Como essa patologia atinge os bebês, cabe aos pais ficarem atentos aos sinais:

  • Leucocoria, que é esbranquiçamento da pupila
  • desvios oculares, como o estrabismo
  • perda da fixação da visão

Em casos mais graves, o bebê pode apresentar ausência total de visão. É possível que a catarata se desenvolva e cresça com o passar dos meses. Por isso, assim que percebida, os pais devem reportar o fato ao médico que acompanha a criança.

Causas

A catarata em bebês pode ser provocada por diversos fatores. Entre eles estão a hereditariedade; infecções intrauterinas, como herpes-vírus, sífilis, toxoplasmose e rubéola; síndromes genéticas; ter ordem idiopática ou distúrbios metabólicos durante a gravidez. Além disso, medicamentos e radiação também podem causar a catarata em bebês.

Diagnóstico e tratamento

O Teste do Reflexo Vermelho (TRV), conhecido popularmente como teste do olhinho, é a forma mais rápida de detectar a catarata congênita porque ele é realizado ainda dentro da maternidade. Esse teste é tão importante que ele identifica não só a catarata, como também outras doenças, como hemorragias e retinoblastoma. Além disso, graus avançados de miopia e hipermetropia podem ser diagnosticados por esse exame.

O TRV é realizado pelo pediatra nos primeiros dias de vida do bebê. Quando há alguma suspeita, o médico da criança faz o encaminhamento urgente para o oftalmologista, que, com exames mais detalhados, analisa qual patologia atinge o olho do paciente.

Uma série de fatores irão determinar o tratamento para esse tipo de catarata: a gravidade  da doença; o grau de visão do bebê; se há outras alterações oculares; se a patologia é uni ou binocular. Além disso, a idade da criança também é considerada.

Nos casos mais graves, os de cataratas totais, em que a visão está profundamente prejudicada, a cirurgia deve ser feita o quanto antes, com o objetivo de evitar que a criança desenvolva a ambliopia de forma severa e irreversível. Pacientes com esse perfil devem passar pelo procedimento cirúrgico entre seis semanas de vida e três meses.

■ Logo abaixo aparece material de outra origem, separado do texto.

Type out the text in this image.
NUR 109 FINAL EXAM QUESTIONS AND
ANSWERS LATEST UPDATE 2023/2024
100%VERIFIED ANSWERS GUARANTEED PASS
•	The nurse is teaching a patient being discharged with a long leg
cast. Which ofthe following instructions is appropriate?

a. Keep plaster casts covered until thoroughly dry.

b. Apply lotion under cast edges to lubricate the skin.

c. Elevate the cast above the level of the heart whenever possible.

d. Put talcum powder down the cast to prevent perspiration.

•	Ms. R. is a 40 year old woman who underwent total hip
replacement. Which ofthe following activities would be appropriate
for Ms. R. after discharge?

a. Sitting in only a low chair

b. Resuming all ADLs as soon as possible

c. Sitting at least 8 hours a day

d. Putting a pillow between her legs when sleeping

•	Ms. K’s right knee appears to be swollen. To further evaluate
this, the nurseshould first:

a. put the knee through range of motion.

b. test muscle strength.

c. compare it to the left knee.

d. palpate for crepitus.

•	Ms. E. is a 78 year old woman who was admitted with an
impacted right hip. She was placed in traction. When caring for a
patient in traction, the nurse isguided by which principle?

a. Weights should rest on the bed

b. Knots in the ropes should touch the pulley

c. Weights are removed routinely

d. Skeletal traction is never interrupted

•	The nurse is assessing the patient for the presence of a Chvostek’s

Quando a catarata total é binocular, a cirurgia é realizada em um olho de cada vez, dando um tempo entre os dois procedimentos. Como parte do tratamento pós-cirúrgico, é receitado o uso de colírios.Se o bebê é diagnosticado com catarata parcial, é preciso uma avaliação individual de cada caso. Dependendo do grau da criança, o tratamento pode ser feito por meio de medicamentos ou colírios.

A catarata congênita é uma doença agressiva e pode causar cegueira. Por isso, seguir os cuidados pós-nascimento pode garantir à criança uma boa acuidade visual. Mesmo se nenhum problema for diagnosticado no exame, os pais devem ficar atentos aos olhos do bebê e, caso percebam alguma anomalia, um médico deve ser procurado.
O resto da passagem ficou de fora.